7 thoughts on “Luring ‘Specialized’ candidates through social HR

  1. Good post, Amy.

    You ask some very interesting questions. I’d argue that many jobs, particularly with regard to social media, defy classic categorizations. Jobs have been specialized over the past 60 or 70 years, something that has resulted in many people being good at one skill set but lacking in others. How many technical folks do you know who don’t understand the business? How many business end users aren’t tech-savvy?

    These are extremes, but many companies don’t know what they want. I saw a post recently from a job board. The organization wanted someone with twelve years of social media experience.

    Really? I wasn’t aware that social media had been around that long.

    • Thanks for your comment. It’s really important that companies discuss and define what they are looking for, not only overall in the “corporate culture” sense of the word but also for each specific job opening. I think Specialized tackles the first part well in the series of videos on its career site – the next step is of course having realistic job postings that focus on what the expected skill set is.

  2. Videos are becoming more accessible in the last 3 years based upon the volume of hiring a company does. Many companies are trying to find the best way to display the culture of the organization to ensure that people know what they are applying to. Unfortunately, too many candidates feel they are qualified for way more then what they are so hopefully as career sections expand more companies will be able to utilize this. I think you’ll see more of this as the revenue to support it becomes available. HR and Talent Acquisition are not profit generators so when it comes to technology they (or we I dare say) tend to lag behind the rest of an organization.

    • It’s great that video has gotten so fast and easy to produce. You’re right in that “cost center” functions like HR often aren’t given the money to take on projects like these. While it definitely looks like Specialized had professional shooting and editing to create the video, it’s still possible for companies to even use a $200 pocket video camera and get useable results. You certainly want it to look professional but sometimes the non-slick videos feel a little more organic and give a better sense of what a company is like. I hope that more companies follow Specialized’s lead and are more open with candidates about what they’re looking for and what to expect. Thanks for stopping by the blog!

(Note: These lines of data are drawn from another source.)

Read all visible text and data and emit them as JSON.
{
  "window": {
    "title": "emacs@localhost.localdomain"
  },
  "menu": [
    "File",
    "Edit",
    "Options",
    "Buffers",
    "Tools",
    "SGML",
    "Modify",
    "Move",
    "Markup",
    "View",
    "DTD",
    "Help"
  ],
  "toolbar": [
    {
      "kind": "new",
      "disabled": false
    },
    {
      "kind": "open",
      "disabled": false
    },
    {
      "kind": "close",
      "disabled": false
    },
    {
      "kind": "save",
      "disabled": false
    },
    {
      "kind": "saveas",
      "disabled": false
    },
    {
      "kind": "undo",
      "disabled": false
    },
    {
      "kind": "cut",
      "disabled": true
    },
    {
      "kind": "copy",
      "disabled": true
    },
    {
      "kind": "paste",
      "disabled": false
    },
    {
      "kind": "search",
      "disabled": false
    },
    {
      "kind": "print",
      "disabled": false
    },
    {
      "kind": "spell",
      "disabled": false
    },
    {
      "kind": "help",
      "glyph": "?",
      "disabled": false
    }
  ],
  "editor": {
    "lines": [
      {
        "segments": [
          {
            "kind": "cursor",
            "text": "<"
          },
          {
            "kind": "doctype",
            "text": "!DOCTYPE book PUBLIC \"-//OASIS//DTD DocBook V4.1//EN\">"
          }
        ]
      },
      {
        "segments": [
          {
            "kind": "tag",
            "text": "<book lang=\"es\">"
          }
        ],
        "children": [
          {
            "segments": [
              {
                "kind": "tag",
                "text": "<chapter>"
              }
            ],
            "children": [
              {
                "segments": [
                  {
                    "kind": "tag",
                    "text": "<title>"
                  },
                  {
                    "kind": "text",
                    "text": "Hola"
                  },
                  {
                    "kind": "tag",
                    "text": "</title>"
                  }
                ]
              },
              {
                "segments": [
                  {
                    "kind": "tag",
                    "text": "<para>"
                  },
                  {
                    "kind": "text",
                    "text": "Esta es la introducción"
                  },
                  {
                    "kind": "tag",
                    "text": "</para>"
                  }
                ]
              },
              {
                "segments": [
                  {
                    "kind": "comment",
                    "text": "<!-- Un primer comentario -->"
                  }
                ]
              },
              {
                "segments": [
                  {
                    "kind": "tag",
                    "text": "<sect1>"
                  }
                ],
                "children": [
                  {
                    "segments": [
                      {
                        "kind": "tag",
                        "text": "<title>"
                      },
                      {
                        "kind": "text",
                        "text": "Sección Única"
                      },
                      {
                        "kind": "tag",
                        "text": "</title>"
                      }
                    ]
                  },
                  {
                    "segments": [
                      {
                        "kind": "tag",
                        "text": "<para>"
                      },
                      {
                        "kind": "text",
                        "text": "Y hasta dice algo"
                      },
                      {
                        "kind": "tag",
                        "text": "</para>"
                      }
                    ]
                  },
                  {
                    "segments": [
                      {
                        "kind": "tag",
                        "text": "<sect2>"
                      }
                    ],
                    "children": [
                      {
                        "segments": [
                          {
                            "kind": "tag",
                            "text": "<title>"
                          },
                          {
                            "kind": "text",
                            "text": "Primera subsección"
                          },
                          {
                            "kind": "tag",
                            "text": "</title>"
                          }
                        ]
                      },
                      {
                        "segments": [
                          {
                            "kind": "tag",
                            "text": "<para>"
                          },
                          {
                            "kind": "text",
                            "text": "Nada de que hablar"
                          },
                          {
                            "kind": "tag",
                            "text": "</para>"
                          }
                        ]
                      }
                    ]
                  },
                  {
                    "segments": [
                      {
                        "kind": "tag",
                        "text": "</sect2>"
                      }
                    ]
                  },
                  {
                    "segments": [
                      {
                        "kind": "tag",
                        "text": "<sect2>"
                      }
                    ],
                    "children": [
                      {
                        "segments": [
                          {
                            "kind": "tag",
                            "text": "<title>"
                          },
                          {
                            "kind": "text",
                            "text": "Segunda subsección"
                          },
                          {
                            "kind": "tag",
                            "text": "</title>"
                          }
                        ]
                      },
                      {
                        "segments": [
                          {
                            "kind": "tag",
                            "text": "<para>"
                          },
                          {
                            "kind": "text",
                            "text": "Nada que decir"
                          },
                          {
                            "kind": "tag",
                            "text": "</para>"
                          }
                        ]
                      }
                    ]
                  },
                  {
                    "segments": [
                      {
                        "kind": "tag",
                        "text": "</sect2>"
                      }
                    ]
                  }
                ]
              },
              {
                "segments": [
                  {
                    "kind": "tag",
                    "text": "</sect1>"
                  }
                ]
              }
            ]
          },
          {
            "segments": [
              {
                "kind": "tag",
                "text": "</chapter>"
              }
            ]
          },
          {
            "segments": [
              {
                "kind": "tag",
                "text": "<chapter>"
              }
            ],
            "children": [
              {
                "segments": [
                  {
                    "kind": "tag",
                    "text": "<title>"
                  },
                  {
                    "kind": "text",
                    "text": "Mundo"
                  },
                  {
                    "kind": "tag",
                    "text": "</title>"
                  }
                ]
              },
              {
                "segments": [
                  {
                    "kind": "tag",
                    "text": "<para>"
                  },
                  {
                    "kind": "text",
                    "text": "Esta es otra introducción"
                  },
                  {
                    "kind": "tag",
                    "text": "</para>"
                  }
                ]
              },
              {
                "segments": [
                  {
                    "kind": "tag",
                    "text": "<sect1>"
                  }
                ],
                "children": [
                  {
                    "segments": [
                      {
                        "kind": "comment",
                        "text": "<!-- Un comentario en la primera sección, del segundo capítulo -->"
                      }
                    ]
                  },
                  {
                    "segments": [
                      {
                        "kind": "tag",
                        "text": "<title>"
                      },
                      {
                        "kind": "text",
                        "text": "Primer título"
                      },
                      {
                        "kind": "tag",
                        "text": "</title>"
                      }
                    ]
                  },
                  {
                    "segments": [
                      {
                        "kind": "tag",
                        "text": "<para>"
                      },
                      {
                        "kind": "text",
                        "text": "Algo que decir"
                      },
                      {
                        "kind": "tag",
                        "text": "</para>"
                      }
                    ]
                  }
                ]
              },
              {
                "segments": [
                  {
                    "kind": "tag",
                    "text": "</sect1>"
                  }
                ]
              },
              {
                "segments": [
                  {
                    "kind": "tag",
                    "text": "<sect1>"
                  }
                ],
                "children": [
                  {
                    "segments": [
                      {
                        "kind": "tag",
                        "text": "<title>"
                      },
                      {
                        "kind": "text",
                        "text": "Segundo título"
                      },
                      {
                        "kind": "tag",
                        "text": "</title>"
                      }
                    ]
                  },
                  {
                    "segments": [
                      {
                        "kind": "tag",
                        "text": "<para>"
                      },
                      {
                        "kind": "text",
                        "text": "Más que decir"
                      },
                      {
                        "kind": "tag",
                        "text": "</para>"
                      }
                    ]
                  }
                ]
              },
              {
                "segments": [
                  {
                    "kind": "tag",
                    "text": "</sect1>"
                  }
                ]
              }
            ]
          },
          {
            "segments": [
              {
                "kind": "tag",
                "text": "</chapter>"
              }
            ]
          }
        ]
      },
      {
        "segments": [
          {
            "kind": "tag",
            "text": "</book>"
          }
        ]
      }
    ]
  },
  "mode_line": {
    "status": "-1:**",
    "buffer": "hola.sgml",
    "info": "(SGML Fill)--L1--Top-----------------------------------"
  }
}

      • Interestingly enough I ended up seeing this video again yesterday after I read your post. Paul Fahey from Zone5 spoke at the Capital Region Recruiters Network last night about Recruitment Branding and he had this video plugged in to his presentation as well. You are also spot on with the use of the Flip cams. Marissa at Linium Staffing does a weekly series of videos to educate job seekers from her experiences as a new recruiter. Good stuff.

  3. Thanks for the inspiration, Amy. You just motivated me to develop a video like this for our firm.

    Recently, we had a tough search for a new employee. A few common themes kept emerging from the “no” candidates: poor preparation, lack of insightful questions on our business and a general feeling of passivity. I think we need to do a better job of helping our interviewees understand what our “bar” is…and what they need to do to jump over it.

  4. @Elizabeth- I can totally relate to your situation. It is so important that we immediately let people know who we are, what we stand for, and what is expected. I see so many companies not being upfront about these things and two things happen. 1) They higher people who don’t get this and have problems or 2) can’t find a person to fill a position.